Ed è un lavoro di grande rilevanza sociale, di indispensabile supporto alle famiglie e – non ultimo – di inclusione delle popolazioni migranti, visto che la stragrande maggioranza degli addetti è di origine straniera (oltre che di genere femminile nell’88,3% dei casi): collaboratrici domestiche, caregiver familiari e “tate” che in Italia sono soprattutto filippine, cingalesi, pachistane o provenienti da Paesi dell’Est Europa nonché, in misura minore, dall’Africa (in totale il 73,1% è originario di Paesi non Ue).

Dati illuminanti contenuti nel Libro Bianco del lavoro domestico 'Famiglia, lavoro e abitazione', presentato ieri a Roma nella sala Parlamentino del Cnel da Assindatcolf (Associazione nazionale dei datori di lavoro domestico) e da Effe (Federazione europea dei datori di lavoro domestico). Il settore infatti è ben rappresentato anche oltre i confini nazionali: in tutto il continente si contano attualmente 8 milioni di lavoratrici domestiche regolari (un decimo delle quali impiegate in Italia). «Anche se in Europa – precisa Alessandro Lupi, vice presidente Assindatcolf – nel 70% dei casi il lavoro domestico viene fornito grazie al servizio pubblico o ad organizzazioni profit e non profit e solo nel 30% dei casi è la famiglia ad assumere direttamente queste figure professionali: come invece accade quasi sempre da noi. Si capisce dunque come tale modello per sua natura sia più soggetto a irregolarità, pur se in genere è più economico poiché non prevede l’azione di intermediari».

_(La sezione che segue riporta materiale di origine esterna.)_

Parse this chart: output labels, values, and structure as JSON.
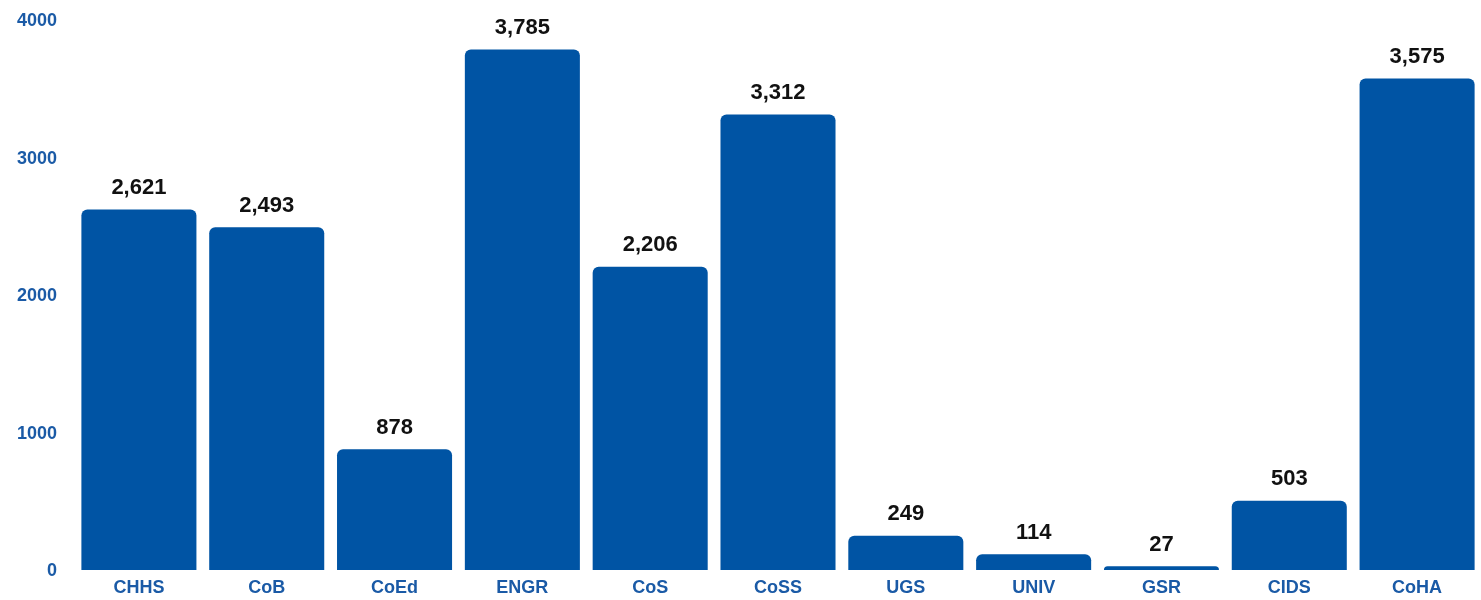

Alla presentazione del Libro Bianco, che raccoglie gli esiti di uno studio durato due anni, sono intervenuti tra gli altri il presidente del Cnel Tiziano Treu, il giuslavorista Michele Tiraboschi, il presidente di Confedilizia Giorgio Spaziani Testa, il vice presidente della Federazione delle associazioni familiari cattoliche in Europa e responsabile economico e giuridico del Forum nazionale delle Associazioni familiari Vincenzo Bassi, il presidente di Federanziani Roberto Messina, il direttore di ricerca dell’Irs Sergio Pasquinelli, il presidente Fish onlus Vincenzo Falabella e il responsabile dei servizi statistico-informativi dell’Anmil Franco D’Amico.

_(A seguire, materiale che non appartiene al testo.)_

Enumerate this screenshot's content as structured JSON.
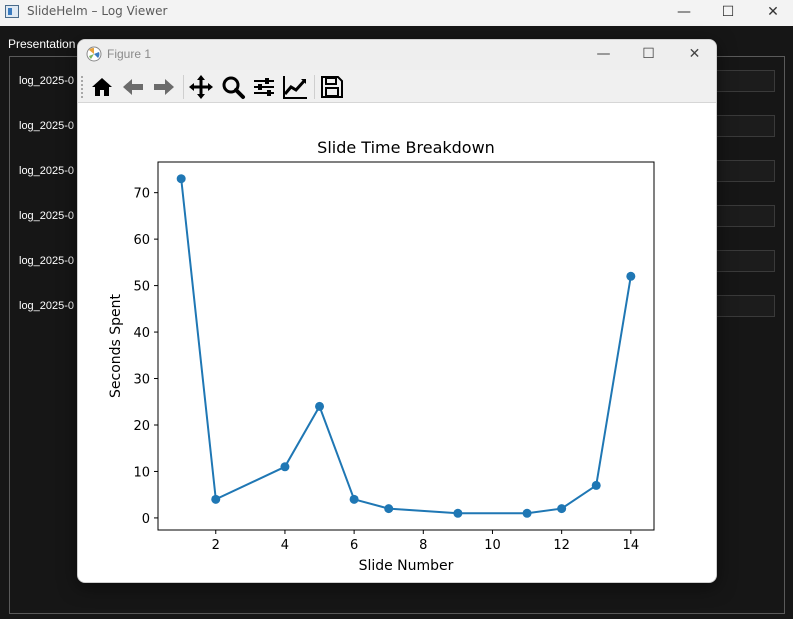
{
  "app": {
    "title": "SlideHelm – Log Viewer",
    "window_controls": {
      "minimize": "—",
      "maximize": "☐",
      "close": "✕"
    },
    "section_label": "Presentation",
    "logs": [
      "log_2025-0",
      "log_2025-0",
      "log_2025-0",
      "log_2025-0",
      "log_2025-0",
      "log_2025-0"
    ]
  },
  "figure": {
    "title": "Figure 1",
    "window_controls": {
      "minimize": "—",
      "maximize": "☐",
      "close": "✕"
    },
    "toolbar": [
      "home",
      "back",
      "forward",
      "pan",
      "zoom",
      "configure-subplots",
      "edit-axis",
      "save"
    ]
  },
  "chart_data": {
    "type": "line",
    "title": "Slide Time Breakdown",
    "xlabel": "Slide Number",
    "ylabel": "Seconds Spent",
    "x": [
      1,
      2,
      4,
      5,
      6,
      7,
      9,
      11,
      12,
      13,
      14
    ],
    "series": [
      {
        "values": [
          73,
          4,
          11,
          24,
          4,
          2,
          1,
          1,
          2,
          7,
          52
        ],
        "color": "#1f77b4",
        "marker": "circle"
      }
    ],
    "xlim": [
      0.33,
      14.67
    ],
    "ylim": [
      -2.6,
      76.6
    ],
    "xticks": [
      2,
      4,
      6,
      8,
      10,
      12,
      14
    ],
    "yticks": [
      0,
      10,
      20,
      30,
      40,
      50,
      60,
      70
    ],
    "grid": false
  }
}
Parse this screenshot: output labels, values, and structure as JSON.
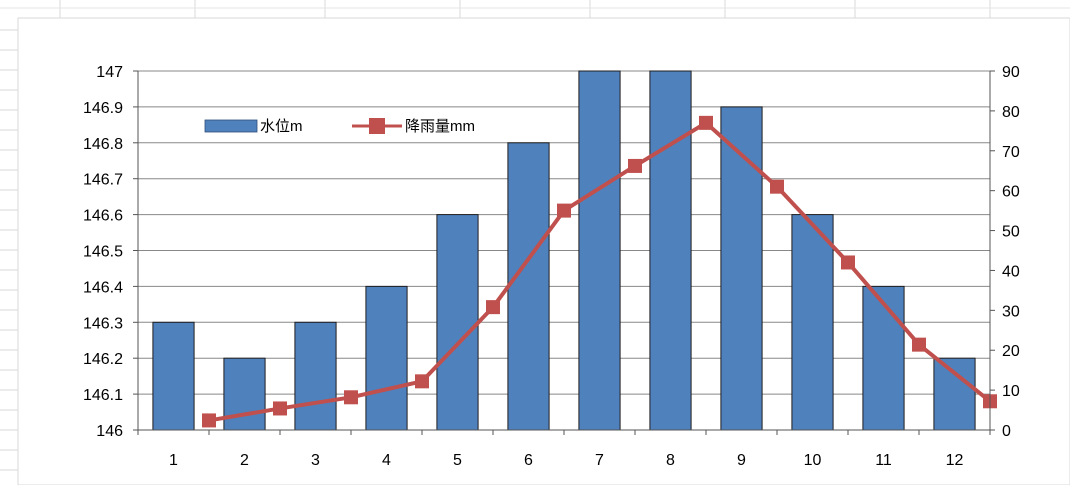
{
  "chart_data": {
    "type": "bar",
    "categories": [
      "1",
      "2",
      "3",
      "4",
      "5",
      "6",
      "7",
      "8",
      "9",
      "10",
      "11",
      "12"
    ],
    "series": [
      {
        "name": "水位m",
        "type": "bar",
        "axis": "left",
        "color": "#4F81BD",
        "values": [
          146.3,
          146.2,
          146.3,
          146.4,
          146.6,
          146.8,
          147.0,
          147.0,
          146.9,
          146.6,
          146.4,
          146.2
        ]
      },
      {
        "name": "降雨量mm",
        "type": "line",
        "axis": "right",
        "color": "#C0504D",
        "marker": "square",
        "values": [
          2.4,
          5.4,
          8.2,
          12.2,
          30.8,
          55.0,
          66.2,
          77.0,
          61.0,
          42.0,
          21.4,
          7.2
        ]
      }
    ],
    "y_left": {
      "ylim": [
        146,
        147
      ],
      "ticks": [
        "146",
        "146.1",
        "146.2",
        "146.3",
        "146.4",
        "146.5",
        "146.6",
        "146.7",
        "146.8",
        "146.9",
        "147"
      ]
    },
    "y_right": {
      "ylim": [
        0,
        90
      ],
      "ticks": [
        "0",
        "10",
        "20",
        "30",
        "40",
        "50",
        "60",
        "70",
        "80",
        "90"
      ]
    },
    "grid": true,
    "legend": "top-left"
  }
}
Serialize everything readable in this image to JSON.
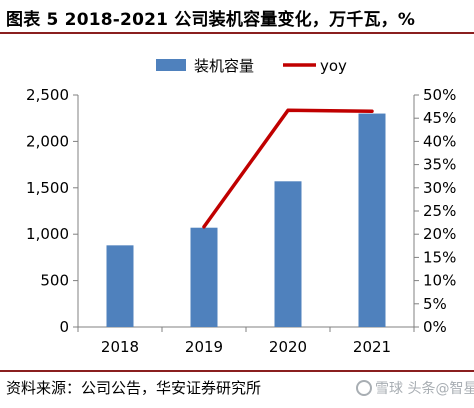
{
  "header": {
    "title": "图表 5 2018-2021 公司装机容量变化，万千瓦，%"
  },
  "footer": {
    "source": "资料来源：公司公告，华安证券研究所",
    "watermark": "雪球 头条@智星"
  },
  "colors": {
    "bar": "#4f81bd",
    "line": "#c00000",
    "rule": "#8a1f1f"
  },
  "chart_data": {
    "type": "bar",
    "categories": [
      "2018",
      "2019",
      "2020",
      "2021"
    ],
    "series": [
      {
        "name": "装机容量",
        "type": "bar",
        "axis": "left",
        "values": [
          880,
          1070,
          1570,
          2300
        ]
      },
      {
        "name": "yoy",
        "type": "line",
        "axis": "right",
        "values": [
          null,
          21.6,
          46.7,
          46.5
        ]
      }
    ],
    "y_left": {
      "lim": [
        0,
        2500
      ],
      "ticks": [
        "0",
        "500",
        "1,000",
        "1,500",
        "2,000",
        "2,500"
      ]
    },
    "y_right": {
      "lim": [
        0,
        50
      ],
      "ticks": [
        "0%",
        "5%",
        "10%",
        "15%",
        "20%",
        "25%",
        "30%",
        "35%",
        "40%",
        "45%",
        "50%"
      ]
    },
    "legend_position": "top",
    "grid": false
  }
}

Presenti anche numerosi esponenti politici. «Per quanto sottostimato – ha spiegato il vicepresidente di Assindatcolf ed Effe, Andrea Zini – il settore rappresenta comunque il 4% dell’occupazione totale in Europa, contro il 4,7% di quello dell’ospitalità e il 6,8% coperto dagli impiegati nelle costruzioni. Se supportato da adeguate politiche pubbliche e da finanziamenti, si stima che il comparto potrà espandersi in modo capillare nei prossimi anni, arrivando ad offrire in Europa un bacino di 5 milioni di nuovi posti di lavoro, per un totale di 13 milioni di occupati, con un incremento del 40% rispetto ad oggi».

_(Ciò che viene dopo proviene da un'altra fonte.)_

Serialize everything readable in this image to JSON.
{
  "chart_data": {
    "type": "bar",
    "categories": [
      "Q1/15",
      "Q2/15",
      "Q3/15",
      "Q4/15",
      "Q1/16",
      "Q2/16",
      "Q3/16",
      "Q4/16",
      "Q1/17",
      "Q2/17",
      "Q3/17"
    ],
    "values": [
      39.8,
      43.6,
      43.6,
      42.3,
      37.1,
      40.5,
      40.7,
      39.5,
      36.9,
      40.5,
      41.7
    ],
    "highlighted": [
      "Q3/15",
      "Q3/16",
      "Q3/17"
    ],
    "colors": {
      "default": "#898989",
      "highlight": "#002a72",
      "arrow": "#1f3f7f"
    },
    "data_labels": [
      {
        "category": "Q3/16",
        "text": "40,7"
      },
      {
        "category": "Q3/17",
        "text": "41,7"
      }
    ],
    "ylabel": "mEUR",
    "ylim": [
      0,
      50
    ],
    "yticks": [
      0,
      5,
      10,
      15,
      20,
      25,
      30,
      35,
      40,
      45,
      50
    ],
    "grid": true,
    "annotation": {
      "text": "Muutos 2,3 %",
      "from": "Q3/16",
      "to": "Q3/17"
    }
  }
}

Il rapporto non si limita a fotografare la situazione del settore, ma contiene 10 proposte per la possibile valorizzazione del comparto in Europa anche attraverso l’istituzione di una struttura comune di riferimento: si va dalla creazione di un osservatorio statistico centrale in grado di censire i reali numeri del settore (in gran parte ancora sommerso) al riconoscimento dello status europeo del datore di lavoro e del lavoratore domestico; dalla sicurezza nello svolgimento dell’impiego a una maggior visibilità del valore sociale di questo genere di lavoro; dalla formazione delle operatrici alla garanzia dei loro diritti sociali; dalla certificazione professionale degli addetti alla semplificazione amministrativa e agli aiuti per le regolarizzazioni. «Per lottare efficacemente contro la piaga economica e sociale del lavoro irregolare – ha riassunto il presidente di Assindatcolf, Renzo Gardella – non servono misure repressive ai danni delle famiglie ma, al contrario, incentivi all’assunzione e un sistema informatizzato che semplifichi la gestione del rapporto di lavoro».